Key regional benchmark indices ended mostly mixed after the mild pullback on Wall Street as well as rising geopolitical tension between Saudi Arabia and the international community following the disappearance of the Saudi Arabian journalist Jamal Khashoggi. The Nikkei 225 and Hang Seng Index Gaines 1.25% and 0.07%, respectively, but the Shanghai Composite Index fell 0.85%.
On the local front, market sentiment was stable and the FBM KLCI (+0.47%) managed to end in the positive territory. Market volumes and values declined 25% and 20% to 1.53bn and RM1.62bn, respectively. Market breadth was negative with decliners leading advancers by a ratio of 4-to-3. Nevertheless, selected export-related stocks like Top Glove and Vitrox traded actively higher.
Wall Street gained momentum after last week’s sell down as investors focused on upbeat corporate earnings from Goldman Sachs and Morgan Stanley. The Dow and S&P500 rallied 2.17% and 2.15%, respectively.
The FBM KLCI continues to extend its rebound yesterday after hitting the 1,682 level last week. The MACD Line is hovering below zero. While the RSI and Stochastic oscillators are suggesting that the key index is oversold and is likely to continue its course of rebound. Upside resistance will be pegged around 1,750-1,760, while support will be located around 1,700- 1,715.
On the local bourse, we noticed buying interest was milder compared to the selling activities last week as market participants could be staying sidelines ahead of the 11MP midterm review and the lacklustre tone could persist over the near term. The KLCI’s trading range will be located within 1,725-1,750.
The Dow managed to rebound above the SMA200 level last week and stay on its long term uptrend course at this juncture despite the weakening MACD indicator.
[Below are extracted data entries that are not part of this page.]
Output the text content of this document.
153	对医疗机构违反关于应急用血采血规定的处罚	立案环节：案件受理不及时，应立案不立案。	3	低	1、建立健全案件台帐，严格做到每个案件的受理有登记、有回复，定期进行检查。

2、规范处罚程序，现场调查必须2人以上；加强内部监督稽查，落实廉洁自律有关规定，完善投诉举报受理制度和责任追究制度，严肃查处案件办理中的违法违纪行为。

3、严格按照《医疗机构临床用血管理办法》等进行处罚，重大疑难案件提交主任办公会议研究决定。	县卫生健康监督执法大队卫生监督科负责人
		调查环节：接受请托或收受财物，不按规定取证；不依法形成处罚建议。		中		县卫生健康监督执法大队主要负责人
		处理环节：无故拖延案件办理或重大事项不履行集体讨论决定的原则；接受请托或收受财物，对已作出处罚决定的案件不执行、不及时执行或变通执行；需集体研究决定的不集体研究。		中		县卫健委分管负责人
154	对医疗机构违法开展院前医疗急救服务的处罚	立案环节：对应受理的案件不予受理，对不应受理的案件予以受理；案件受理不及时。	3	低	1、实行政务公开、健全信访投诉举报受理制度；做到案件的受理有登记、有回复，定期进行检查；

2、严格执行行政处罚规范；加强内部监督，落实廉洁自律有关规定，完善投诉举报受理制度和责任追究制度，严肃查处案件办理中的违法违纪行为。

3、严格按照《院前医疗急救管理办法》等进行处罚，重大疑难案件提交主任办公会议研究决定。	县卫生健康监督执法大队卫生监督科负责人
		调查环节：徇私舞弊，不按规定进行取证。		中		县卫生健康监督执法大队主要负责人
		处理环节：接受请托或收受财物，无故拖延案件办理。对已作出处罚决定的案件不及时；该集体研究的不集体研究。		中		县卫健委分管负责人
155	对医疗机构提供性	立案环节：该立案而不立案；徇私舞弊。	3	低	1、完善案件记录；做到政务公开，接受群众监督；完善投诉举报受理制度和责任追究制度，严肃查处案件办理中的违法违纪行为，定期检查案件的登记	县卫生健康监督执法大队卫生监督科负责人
Both the RSI and Stochastic oscillators are improving (turning up after oversold status). Resistance will be envisaged around 26,000, while support will be set along 25,000.
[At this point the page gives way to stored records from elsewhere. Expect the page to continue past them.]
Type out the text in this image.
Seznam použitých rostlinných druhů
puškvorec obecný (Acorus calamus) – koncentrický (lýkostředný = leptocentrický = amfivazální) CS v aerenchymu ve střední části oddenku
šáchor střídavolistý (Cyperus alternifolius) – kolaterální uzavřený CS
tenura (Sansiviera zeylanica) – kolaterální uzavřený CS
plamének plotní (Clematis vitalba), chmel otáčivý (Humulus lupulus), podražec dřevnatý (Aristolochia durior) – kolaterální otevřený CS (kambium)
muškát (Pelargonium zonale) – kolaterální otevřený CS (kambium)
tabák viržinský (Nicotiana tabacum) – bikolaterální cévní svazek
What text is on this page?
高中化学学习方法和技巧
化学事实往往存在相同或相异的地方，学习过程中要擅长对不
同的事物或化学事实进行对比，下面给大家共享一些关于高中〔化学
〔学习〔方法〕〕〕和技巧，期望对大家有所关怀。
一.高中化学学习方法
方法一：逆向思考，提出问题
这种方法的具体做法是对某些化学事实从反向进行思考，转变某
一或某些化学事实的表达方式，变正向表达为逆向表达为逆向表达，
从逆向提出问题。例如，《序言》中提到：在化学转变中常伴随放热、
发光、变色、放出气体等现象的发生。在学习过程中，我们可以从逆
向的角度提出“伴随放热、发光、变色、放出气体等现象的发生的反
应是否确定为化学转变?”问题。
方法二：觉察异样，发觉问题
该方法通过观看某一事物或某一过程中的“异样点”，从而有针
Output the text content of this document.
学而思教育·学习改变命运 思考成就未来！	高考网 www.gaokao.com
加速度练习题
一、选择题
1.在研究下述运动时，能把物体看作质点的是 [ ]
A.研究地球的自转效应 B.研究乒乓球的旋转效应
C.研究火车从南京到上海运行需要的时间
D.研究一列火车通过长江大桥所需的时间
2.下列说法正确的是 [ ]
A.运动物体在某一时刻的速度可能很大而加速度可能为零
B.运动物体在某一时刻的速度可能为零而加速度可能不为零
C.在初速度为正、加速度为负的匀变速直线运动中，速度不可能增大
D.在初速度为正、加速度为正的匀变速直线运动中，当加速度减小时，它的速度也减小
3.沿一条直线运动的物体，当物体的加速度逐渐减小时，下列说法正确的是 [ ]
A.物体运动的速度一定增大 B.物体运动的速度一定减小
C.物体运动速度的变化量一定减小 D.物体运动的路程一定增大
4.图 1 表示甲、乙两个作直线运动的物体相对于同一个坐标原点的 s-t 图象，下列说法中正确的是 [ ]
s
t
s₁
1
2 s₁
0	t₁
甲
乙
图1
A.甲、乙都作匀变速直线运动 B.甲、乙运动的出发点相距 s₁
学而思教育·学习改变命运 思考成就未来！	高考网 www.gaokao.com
We believe the current upbeat earnings could be short lived as concerns over trade discussions and geopolitical tensions issues could resurface after the corporate earnings season and that could pose further downside risk to the stock markets. Hence, the Dow’s upside could be limited around 26,000.
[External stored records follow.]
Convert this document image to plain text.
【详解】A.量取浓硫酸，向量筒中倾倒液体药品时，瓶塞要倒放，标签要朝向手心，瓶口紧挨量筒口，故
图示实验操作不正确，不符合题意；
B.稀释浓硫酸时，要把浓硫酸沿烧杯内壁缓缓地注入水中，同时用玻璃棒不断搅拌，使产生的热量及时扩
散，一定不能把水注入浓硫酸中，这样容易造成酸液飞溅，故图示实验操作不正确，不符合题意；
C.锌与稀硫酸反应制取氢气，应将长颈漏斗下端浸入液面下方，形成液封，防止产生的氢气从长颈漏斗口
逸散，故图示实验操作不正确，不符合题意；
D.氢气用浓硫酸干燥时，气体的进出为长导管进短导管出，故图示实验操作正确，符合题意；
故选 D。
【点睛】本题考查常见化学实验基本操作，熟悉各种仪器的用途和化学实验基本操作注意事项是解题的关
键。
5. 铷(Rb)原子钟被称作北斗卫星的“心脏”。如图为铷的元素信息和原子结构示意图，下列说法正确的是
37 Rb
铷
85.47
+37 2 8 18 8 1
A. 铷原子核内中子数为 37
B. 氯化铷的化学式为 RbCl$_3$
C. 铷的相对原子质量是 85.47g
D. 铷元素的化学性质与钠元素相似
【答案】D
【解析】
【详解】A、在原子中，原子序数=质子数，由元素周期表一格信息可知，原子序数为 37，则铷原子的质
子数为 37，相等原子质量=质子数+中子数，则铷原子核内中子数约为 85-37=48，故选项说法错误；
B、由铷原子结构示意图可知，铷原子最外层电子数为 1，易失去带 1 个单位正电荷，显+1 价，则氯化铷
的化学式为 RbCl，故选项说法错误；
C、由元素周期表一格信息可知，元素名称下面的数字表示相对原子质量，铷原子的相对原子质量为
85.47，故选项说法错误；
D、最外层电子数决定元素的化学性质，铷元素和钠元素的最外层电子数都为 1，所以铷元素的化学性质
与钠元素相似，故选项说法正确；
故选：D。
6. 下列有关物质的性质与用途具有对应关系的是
Look beyond FY19 as prospects remain firm with a positive FY19-21 EPS CAGR of 11%. We believe the sluggish 1HFY19 results (mainly driven by the one-off logistics expense related to restrictions slapped by the US FDA) and FDA Import Alert list have been largely priced in as valuations are undemanding at 14.1x FY20E P/E (50% below peers), supported by positive 11% FY19-21 EPS CAGR and potential further boost in US sales following the Pacewell’s acquisition as it possesses a 510(k) FDA license.